Lessons in Leadership: Integrating Courage, Vision, and Innovation for the Future of Sustainable Fisheries

Leadership: It’s Not What You Think

Kenneth Haddad

doi: https://doi.org/10.47886/9781934874608.ch32

Most of us spend our younger days in school thinking about anything other than leadership. I certainly fit that profile. There was little contemplation about leadership, what it meant, or how to be a leader. Unfortunately, this often remains the case, even when people are put in meaningful leadership positions as their careers advance. Consequently, you have good, bad, and just plain ugly leaders in positions of leadership. I believe that good leaders lead through inspiration and vision, bad leaders lead through lack of knowledge about leading, and ugly leaders lead through fear and intimidation. Everyone should strive to be a good leader.

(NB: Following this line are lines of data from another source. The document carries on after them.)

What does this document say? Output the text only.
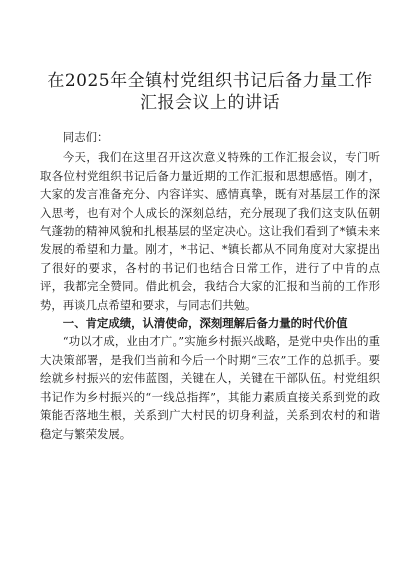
在2025年全镇村党组织书记后备力量工作汇报会议上的讲话

同志们：

今天，我们在这里召开这次意义特殊的工作汇报会议，专门听取各位村党组织书记后备力量近期的工作汇报和思想感悟。刚才，大家的发言准备充分、内容详实、感情真挚，既有对基层工作的深入思考，也有对个人成长的深刻总结，充分展现了我们这支队伍朝气蓬勃的精神风貌和扎根基层的坚定决心。这让我们看到了*镇未来发展的希望和力量。刚才，*书记、*镇长都从不同角度对大家提出了很好的要求，各村的书记们也结合日常工作，进行了中肯的点评，我都完全赞同。借此机会，我结合大家的汇报和当前的工作形势，再谈几点希望和要求，与同志们共勉。

一、肯定成绩，认清使命，深刻理解后备力量的时代价值

“功以才成，业由才广。”实施乡村振兴战略，是党中央作出的重大决策部署，是我们当前和今后一个时期“三农”工作的总抓手。要绘就乡村振兴的宏伟蓝图，关键在人，关键在干部队伍。村党组织书记作为乡村振兴的“一线总指挥”，其能力素质直接关系到党的政策能否落地生根，关系到广大村民的切身利益，关系到农村的和谐稳定与繁荣发展。
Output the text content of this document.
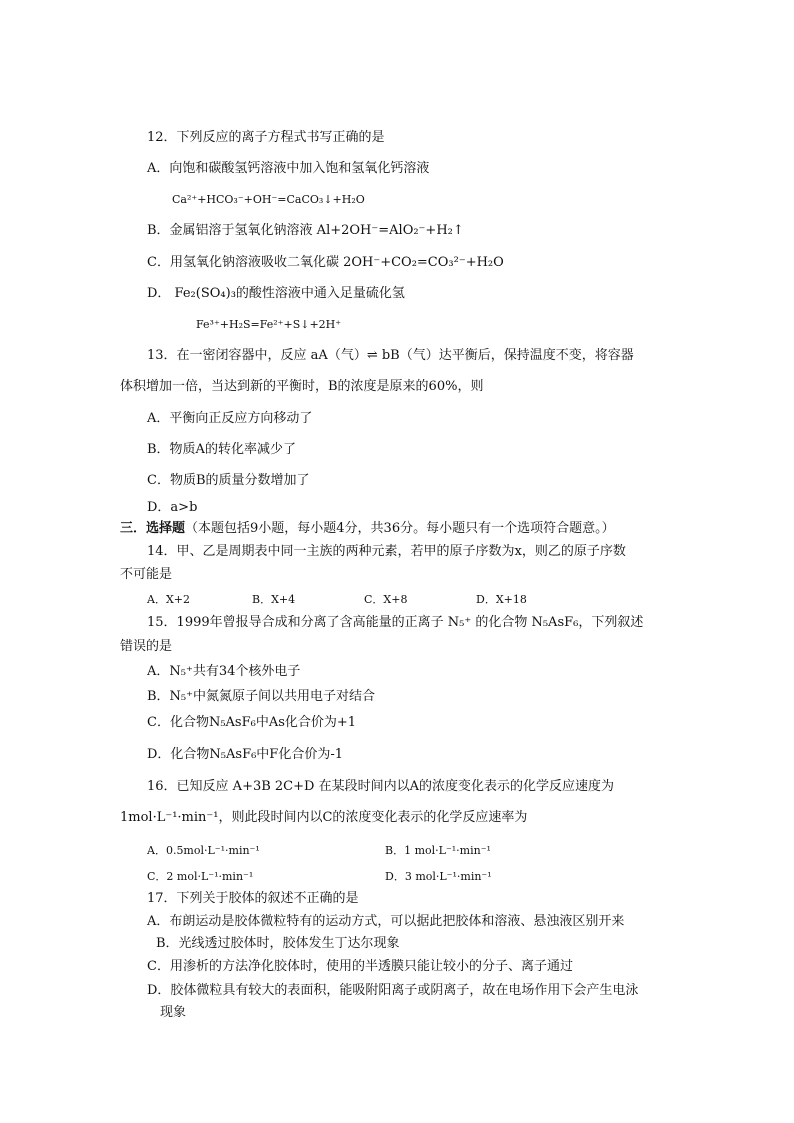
12．下列反应的离子方程式书写正确的是
A．向饱和碳酸氢钙溶液中加入饱和氢氧化钙溶液
Ca²⁺+HCO₃⁻+OH⁻=CaCO₃↓+H₂O
B．金属铝溶于氢氧化钠溶液 Al+2OH⁻=AlO₂⁻+H₂↑
C．用氢氧化钠溶液吸收二氧化碳 2OH⁻+CO₂=CO₃²⁻+H₂O
D． Fe₂(SO₄)₃的酸性溶液中通入足量硫化氢
Fe³⁺+H₂S=Fe²⁺+S↓+2H⁺
13．在一密闭容器中，反应 aA（气）⇌ bB（气）达平衡后，保持温度不变，将容器
体积增加一倍，当达到新的平衡时，B的浓度是原来的60%，则
A．平衡向正反应方向移动了
B．物质A的转化率减少了
C．物质B的质量分数增加了
D．a>b
三．选择题（本题包括9小题，每小题4分，共36分。每小题只有一个选项符合题意。）
14．甲、乙是周期表中同一主族的两种元素，若甲的原子序数为x，则乙的原子序数
不可能是
A．X+2	B．X+4	C．X+8	D．X+18
15．1999年曾报导合成和分离了含高能量的正离子 N₅⁺ 的化合物 N₅AsF₆，下列叙述
错误的是
A．N₅⁺共有34个核外电子
B．N₅⁺中氮氮原子间以共用电子对结合
C．化合物N₅AsF₆中As化合价为+1
D．化合物N₅AsF₆中F化合价为-1
16．已知反应 A+3B 2C+D 在某段时间内以A的浓度变化表示的化学反应速度为
1mol·L⁻¹·min⁻¹，则此段时间内以C的浓度变化表示的化学反应速率为
A．0.5mol·L⁻¹·min⁻¹	B．1 mol·L⁻¹·min⁻¹
C．2 mol·L⁻¹·min⁻¹	D．3 mol·L⁻¹·min⁻¹
17．下列关于胶体的叙述不正确的是
A．布朗运动是胶体微粒特有的运动方式，可以据此把胶体和溶液、悬浊液区别开来
B．光线透过胶体时，胶体发生丁达尔现象
C．用渗析的方法净化胶体时，使用的半透膜只能让较小的分子、离子通过
D．胶体微粒具有较大的表面积，能吸附阳离子或阴离子，故在电场作用下会产生电泳
现象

I found that becoming a good leader was an inevitable evolution of learning experiences combined with formal training and self-learning through study and research. I strongly encourage you to take some leadership courses while in school. However, in today’s information age, you can jump-start yourself. I challenge you to go online and start browsing “leadership” and “leading” and begin exploring these terms and others that surface in your original searches. However, don’t think for a minute that you can just become a good leader by reading and education. I was fortunate to have the opportunity to ultimately reach the highest leadership role in fish and wildlife management in Florida, and I want to share my leadership path and hopefully provide guidance on how you can evolve into a good leader.

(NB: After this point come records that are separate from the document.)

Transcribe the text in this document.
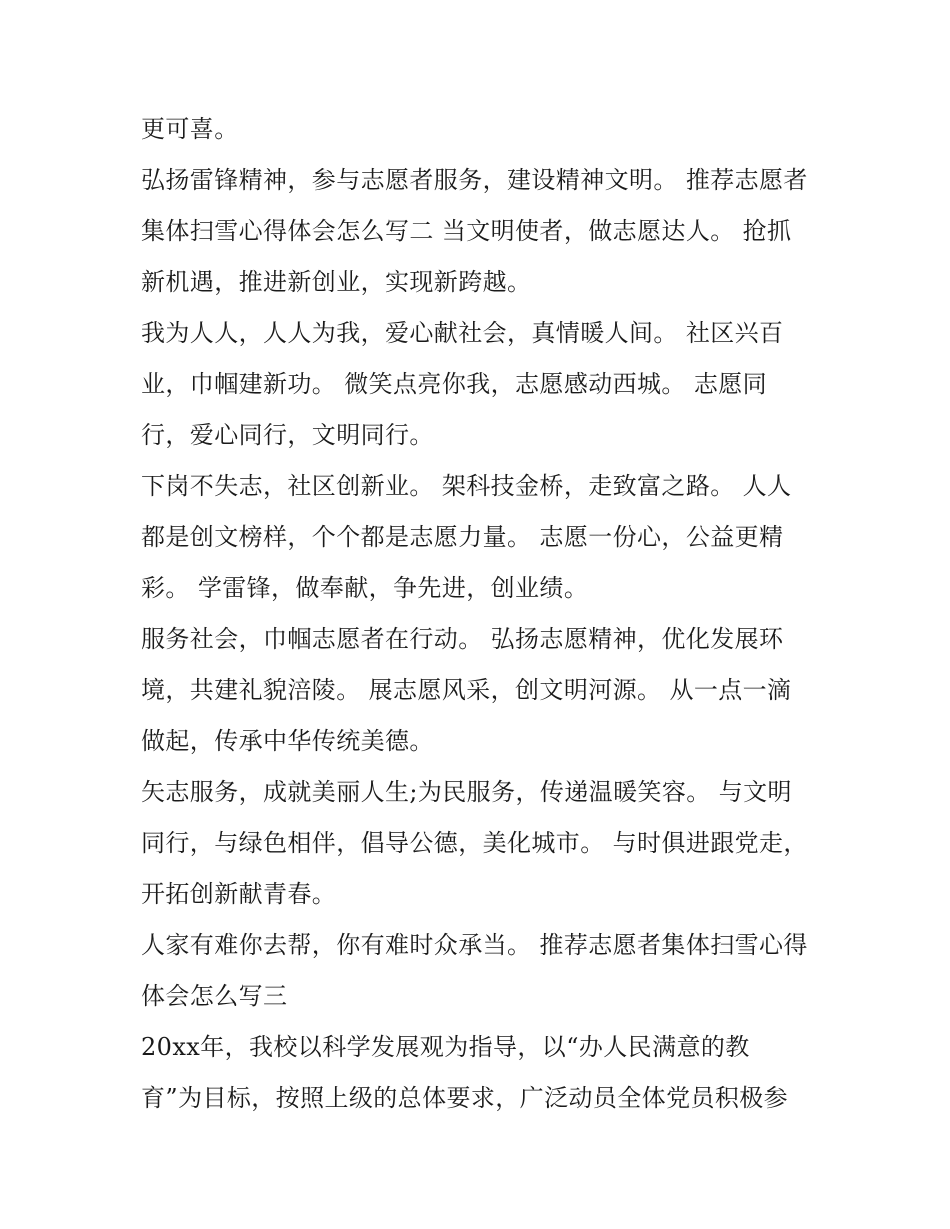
更可喜。

弘扬雷锋精神，参与志愿者服务，建设精神文明。 推荐志愿者集体扫雪心得体会怎么写二 当文明使者，做志愿达人。 抢抓新机遇，推进新创业，实现新跨越。

我为人人，人人为我，爱心献社会，真情暖人间。 社区兴百业，巾帼建新功。 微笑点亮你我，志愿感动西城。 志愿同行，爱心同行，文明同行。

下岗不失志，社区创新业。 架科技金桥，走致富之路。 人人都是创文榜样，个个都是志愿力量。 志愿一份心，公益更精彩。 学雷锋，做奉献，争先进，创业绩。

服务社会，巾帼志愿者在行动。 弘扬志愿精神，优化发展环境，共建礼貌涪陵。 展志愿风采，创文明河源。 从一点一滴做起，传承中华传统美德。

矢志服务，成就美丽人生;为民服务，传递温暖笑容。 与文明同行，与绿色相伴，倡导公德，美化城市。 与时俱进跟党走，开拓创新献青春。

人家有难你去帮，你有难时众承当。 推荐志愿者集体扫雪心得体会怎么写三

20xx年，我校以科学发展观为指导，以“办人民满意的教育”为目标，按照上级的总体要求，广泛动员全体党员积极参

In the first 10–15 years of my career, I was with the Florida Marine Research Institute (now the Florida Fish and Wildlife Research Institute) doing research on various applied marine resource problems in Florida. Looking back, I now see that during these years, several important experiences helped my evolution to be a good leader.

Learning to be led: I think this is the most important step in becoming the right kind of leader. If you learn to be led, I can assure you that you will begin to shape your view of what leadership should be. Learning to be led is simple; you must learn from the experiences taught to you by your bosses and your peers, be trusting and humble enough to follow their course of direction, and do this whether it seems negative or positive from your own perspective. I am not proposing that you become a blind follower, but that you learn from being led by taking in what your more experienced bosses and peers have to offer. Treat everyone, including your peers, as mentors. Ask questions and critically evaluate for yourself the leadership lessons in these experiences, beyond the scientific experiences. The key is to learn from both the negative and positive aspects of leadership to shape your view of good leadership. My observation is that those colleagues who never learned to be led early in their careers never grew into strong leadership positions or, if they did, were bad or even ugly leaders.